Society for Imaging Science and Technology -IS&T-:
NIP & Digital Fabrication Conference 2017 : Materials, applications, and processes; 33rd International Conference on Digital Printing Technologies (NIP); November 5-9, 2017, Denver, Colorado, USA; Technical program and proceedings
Springfield/Va.: IS&T, 2017
ISBN: 978-0-89208-329-9
ISBN: 978-0-89208-330-5
ISBN: 978-0-89208-331-2
International Conference on Digital Printing Technologies (NIP) <33, 2017, Denver/Colo.>
Digital Fabrication Conference <2017, Denver/Colo.>
Conference Paper
Fraunhofer IGB ()

Reactive inkjet printing (RIJ) was used as an additive manufacturing (AM) tool. Combined with polyurethane (PU) chemistry, it is shown that RIJ can be used to build micro-scale foams.

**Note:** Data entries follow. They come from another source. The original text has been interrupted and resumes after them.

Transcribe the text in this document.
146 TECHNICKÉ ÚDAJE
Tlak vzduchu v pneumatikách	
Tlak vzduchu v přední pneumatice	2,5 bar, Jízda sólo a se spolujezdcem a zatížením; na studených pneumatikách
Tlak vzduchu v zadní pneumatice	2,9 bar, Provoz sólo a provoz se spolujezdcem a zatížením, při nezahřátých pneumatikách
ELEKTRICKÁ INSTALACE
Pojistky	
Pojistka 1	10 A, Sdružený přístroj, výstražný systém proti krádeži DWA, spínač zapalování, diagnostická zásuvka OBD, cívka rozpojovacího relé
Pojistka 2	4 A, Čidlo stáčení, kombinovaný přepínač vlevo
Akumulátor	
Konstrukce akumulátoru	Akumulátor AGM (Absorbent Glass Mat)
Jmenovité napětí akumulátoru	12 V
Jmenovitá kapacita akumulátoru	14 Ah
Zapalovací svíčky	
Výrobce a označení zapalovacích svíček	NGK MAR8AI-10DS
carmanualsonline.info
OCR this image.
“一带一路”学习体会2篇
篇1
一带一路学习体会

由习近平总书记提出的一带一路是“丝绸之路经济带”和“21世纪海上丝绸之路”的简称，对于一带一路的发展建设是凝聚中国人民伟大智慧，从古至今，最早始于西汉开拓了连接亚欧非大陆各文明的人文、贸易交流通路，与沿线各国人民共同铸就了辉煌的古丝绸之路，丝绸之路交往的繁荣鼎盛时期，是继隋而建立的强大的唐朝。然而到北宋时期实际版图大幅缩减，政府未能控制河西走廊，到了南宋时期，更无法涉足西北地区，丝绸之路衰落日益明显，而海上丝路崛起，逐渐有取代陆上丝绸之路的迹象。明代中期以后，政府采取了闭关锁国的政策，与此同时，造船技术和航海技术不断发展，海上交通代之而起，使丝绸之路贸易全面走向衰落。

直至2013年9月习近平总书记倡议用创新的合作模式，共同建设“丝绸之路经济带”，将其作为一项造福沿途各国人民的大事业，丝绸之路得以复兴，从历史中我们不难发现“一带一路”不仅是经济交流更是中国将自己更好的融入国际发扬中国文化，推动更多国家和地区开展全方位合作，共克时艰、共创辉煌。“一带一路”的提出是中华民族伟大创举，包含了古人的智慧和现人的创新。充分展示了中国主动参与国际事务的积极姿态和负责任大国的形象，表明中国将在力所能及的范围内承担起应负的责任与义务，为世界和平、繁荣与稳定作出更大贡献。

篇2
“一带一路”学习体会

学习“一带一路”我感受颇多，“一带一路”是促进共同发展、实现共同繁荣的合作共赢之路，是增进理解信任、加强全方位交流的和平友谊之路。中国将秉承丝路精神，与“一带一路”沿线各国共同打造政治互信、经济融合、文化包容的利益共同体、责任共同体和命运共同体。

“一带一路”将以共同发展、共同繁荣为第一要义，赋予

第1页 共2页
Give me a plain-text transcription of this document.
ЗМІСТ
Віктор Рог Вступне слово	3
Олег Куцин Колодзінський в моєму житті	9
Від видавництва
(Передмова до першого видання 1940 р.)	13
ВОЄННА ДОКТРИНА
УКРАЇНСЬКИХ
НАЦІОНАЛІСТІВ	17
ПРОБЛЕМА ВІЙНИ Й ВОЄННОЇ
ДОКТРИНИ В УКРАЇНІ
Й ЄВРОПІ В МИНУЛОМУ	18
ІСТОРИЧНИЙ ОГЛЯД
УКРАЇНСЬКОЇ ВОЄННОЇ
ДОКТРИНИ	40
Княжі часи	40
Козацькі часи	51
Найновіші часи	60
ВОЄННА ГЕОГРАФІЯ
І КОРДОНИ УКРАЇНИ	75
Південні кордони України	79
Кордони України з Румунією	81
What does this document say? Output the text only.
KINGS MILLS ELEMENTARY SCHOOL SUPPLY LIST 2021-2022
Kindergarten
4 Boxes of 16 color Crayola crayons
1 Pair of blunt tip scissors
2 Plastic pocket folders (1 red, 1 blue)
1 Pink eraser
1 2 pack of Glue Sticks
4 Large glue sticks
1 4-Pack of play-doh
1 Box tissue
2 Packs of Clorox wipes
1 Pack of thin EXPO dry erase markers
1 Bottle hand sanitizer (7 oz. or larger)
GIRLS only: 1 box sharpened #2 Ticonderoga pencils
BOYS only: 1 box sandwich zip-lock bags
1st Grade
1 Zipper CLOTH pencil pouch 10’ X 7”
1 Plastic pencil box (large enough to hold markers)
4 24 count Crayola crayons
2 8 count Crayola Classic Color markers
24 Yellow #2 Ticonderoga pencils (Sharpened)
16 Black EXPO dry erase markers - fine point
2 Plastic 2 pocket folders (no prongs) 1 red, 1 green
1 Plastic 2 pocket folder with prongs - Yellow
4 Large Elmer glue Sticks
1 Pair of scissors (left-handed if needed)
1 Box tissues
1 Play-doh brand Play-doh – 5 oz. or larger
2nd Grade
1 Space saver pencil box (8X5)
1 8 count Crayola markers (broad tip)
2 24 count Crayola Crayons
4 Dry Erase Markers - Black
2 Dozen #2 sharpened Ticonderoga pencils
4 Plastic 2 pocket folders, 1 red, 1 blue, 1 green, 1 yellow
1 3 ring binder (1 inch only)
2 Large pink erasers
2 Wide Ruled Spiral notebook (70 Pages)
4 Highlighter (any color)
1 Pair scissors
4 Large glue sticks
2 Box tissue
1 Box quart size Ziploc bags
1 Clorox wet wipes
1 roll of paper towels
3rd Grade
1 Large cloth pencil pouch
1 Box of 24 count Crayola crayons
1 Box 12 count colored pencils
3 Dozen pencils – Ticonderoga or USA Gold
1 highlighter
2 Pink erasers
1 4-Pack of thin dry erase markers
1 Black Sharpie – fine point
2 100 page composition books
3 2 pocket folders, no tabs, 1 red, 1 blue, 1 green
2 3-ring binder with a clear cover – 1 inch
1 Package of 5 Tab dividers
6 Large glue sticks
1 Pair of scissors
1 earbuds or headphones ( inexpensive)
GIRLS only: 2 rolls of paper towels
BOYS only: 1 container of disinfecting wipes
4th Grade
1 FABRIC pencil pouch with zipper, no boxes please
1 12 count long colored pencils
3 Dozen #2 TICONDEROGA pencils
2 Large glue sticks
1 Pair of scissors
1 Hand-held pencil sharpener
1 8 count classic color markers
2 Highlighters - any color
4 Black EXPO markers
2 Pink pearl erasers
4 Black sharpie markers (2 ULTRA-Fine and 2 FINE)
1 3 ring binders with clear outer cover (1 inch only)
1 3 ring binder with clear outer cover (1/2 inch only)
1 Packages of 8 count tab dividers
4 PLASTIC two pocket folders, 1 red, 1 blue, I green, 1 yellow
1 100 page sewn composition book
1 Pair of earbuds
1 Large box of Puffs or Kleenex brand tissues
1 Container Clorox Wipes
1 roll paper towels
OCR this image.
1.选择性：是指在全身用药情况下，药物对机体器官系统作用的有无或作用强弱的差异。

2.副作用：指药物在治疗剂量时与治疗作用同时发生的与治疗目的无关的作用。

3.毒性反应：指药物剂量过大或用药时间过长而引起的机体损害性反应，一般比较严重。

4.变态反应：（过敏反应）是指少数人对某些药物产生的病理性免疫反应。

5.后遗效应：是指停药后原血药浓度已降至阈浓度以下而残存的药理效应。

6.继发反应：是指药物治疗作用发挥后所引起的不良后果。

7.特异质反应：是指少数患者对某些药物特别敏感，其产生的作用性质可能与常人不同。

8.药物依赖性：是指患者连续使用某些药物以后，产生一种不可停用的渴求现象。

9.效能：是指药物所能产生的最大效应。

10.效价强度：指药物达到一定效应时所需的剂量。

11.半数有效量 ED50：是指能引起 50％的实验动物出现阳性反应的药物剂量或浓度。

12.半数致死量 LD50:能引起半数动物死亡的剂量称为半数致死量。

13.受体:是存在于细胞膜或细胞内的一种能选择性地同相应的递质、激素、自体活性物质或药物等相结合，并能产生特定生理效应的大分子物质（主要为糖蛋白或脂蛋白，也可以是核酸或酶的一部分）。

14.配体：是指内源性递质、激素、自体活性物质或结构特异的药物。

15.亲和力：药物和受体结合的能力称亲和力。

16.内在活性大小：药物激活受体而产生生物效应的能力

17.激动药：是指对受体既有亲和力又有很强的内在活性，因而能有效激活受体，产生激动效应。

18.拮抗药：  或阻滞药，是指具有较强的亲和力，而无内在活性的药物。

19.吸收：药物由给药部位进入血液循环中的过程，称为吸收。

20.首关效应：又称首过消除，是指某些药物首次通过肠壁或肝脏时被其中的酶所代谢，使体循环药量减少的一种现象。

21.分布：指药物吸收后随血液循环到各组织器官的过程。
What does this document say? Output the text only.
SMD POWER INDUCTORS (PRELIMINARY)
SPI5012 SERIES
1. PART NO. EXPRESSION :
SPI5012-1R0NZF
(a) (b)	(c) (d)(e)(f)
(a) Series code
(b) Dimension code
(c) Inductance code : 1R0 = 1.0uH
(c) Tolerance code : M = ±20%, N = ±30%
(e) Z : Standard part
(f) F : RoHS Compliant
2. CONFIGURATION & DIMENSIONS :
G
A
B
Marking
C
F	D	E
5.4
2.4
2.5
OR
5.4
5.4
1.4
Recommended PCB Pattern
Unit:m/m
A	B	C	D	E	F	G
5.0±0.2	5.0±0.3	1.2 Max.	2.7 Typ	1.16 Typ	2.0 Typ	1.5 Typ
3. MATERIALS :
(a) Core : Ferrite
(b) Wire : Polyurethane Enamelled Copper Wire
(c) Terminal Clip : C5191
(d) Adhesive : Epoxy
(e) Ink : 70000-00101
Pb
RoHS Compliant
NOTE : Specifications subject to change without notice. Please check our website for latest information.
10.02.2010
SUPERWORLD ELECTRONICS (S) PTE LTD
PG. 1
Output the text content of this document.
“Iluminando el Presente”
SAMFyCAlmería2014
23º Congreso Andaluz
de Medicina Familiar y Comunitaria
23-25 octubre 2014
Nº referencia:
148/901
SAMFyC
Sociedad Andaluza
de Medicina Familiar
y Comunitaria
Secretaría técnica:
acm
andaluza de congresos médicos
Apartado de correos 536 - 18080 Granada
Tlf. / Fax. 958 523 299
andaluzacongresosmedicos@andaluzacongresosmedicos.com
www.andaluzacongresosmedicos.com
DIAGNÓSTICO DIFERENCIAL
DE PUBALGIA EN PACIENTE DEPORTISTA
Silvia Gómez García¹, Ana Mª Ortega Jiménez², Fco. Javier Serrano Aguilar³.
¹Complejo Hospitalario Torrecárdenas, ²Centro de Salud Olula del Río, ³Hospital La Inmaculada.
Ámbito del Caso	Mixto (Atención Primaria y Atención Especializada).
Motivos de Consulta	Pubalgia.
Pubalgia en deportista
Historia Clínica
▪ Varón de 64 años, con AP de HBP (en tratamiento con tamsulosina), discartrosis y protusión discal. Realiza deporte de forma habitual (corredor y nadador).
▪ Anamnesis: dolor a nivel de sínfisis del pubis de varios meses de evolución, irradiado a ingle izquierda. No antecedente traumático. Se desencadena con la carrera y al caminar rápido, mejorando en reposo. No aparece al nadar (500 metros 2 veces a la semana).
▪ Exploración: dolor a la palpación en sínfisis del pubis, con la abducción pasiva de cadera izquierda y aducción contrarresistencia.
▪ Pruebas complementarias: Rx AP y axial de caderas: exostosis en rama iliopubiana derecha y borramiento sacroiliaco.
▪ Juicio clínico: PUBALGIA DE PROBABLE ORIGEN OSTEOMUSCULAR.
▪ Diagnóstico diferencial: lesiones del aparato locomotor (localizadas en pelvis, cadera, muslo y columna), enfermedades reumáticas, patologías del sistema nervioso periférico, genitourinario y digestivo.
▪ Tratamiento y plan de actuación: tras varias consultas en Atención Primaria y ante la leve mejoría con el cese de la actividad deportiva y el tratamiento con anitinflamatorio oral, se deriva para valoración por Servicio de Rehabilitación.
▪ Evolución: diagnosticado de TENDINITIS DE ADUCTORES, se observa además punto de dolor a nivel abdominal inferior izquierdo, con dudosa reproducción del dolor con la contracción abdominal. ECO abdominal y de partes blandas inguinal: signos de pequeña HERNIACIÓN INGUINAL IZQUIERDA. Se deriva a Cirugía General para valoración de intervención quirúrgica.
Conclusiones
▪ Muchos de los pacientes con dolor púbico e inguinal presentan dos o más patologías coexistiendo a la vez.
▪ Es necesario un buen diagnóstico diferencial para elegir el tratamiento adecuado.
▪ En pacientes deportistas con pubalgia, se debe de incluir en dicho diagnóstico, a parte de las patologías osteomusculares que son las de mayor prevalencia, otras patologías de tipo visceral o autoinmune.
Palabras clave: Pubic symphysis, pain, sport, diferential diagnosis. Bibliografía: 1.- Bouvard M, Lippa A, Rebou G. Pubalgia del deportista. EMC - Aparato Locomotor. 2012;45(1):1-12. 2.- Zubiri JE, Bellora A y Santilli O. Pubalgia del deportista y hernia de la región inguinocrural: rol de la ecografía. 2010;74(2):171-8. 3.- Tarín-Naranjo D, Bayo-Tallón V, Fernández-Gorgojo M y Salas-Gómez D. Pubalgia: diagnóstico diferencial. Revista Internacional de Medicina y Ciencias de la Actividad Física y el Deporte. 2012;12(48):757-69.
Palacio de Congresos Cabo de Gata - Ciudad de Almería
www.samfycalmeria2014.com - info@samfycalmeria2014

Waterblown polyurethane foams (PUF) based on polyethylene glycol 200 (PEG200), glycerol ethoxylate (Star-PEG) and 1,6-hexamethylene diisocyanate (HDI) were used to prepare the foams. The system was catalyzed using iron(III) chloride, dibutyltin dilaurate (DBTL), diazabicyclo octane (DABCO) and bis(2-dimethylaminoethyl) ether. The influence of iron(III) chloride and DBTL were investigated by means of temperature profile measurements. The stability of the catalyst system was tested for 32 hours within the ink formulation. The ink formulations were then printed with a Dimatix DMP3000 (Fujifilm, USA) printer using a 16 nozzle printhead with a nominal 10 pL drop volume. The reaction of the inks and the building of PUF after printing were investigated by light microscopy and SEM. It seems favorable to use high amounts of catalyst in order to obtain a more porous structure.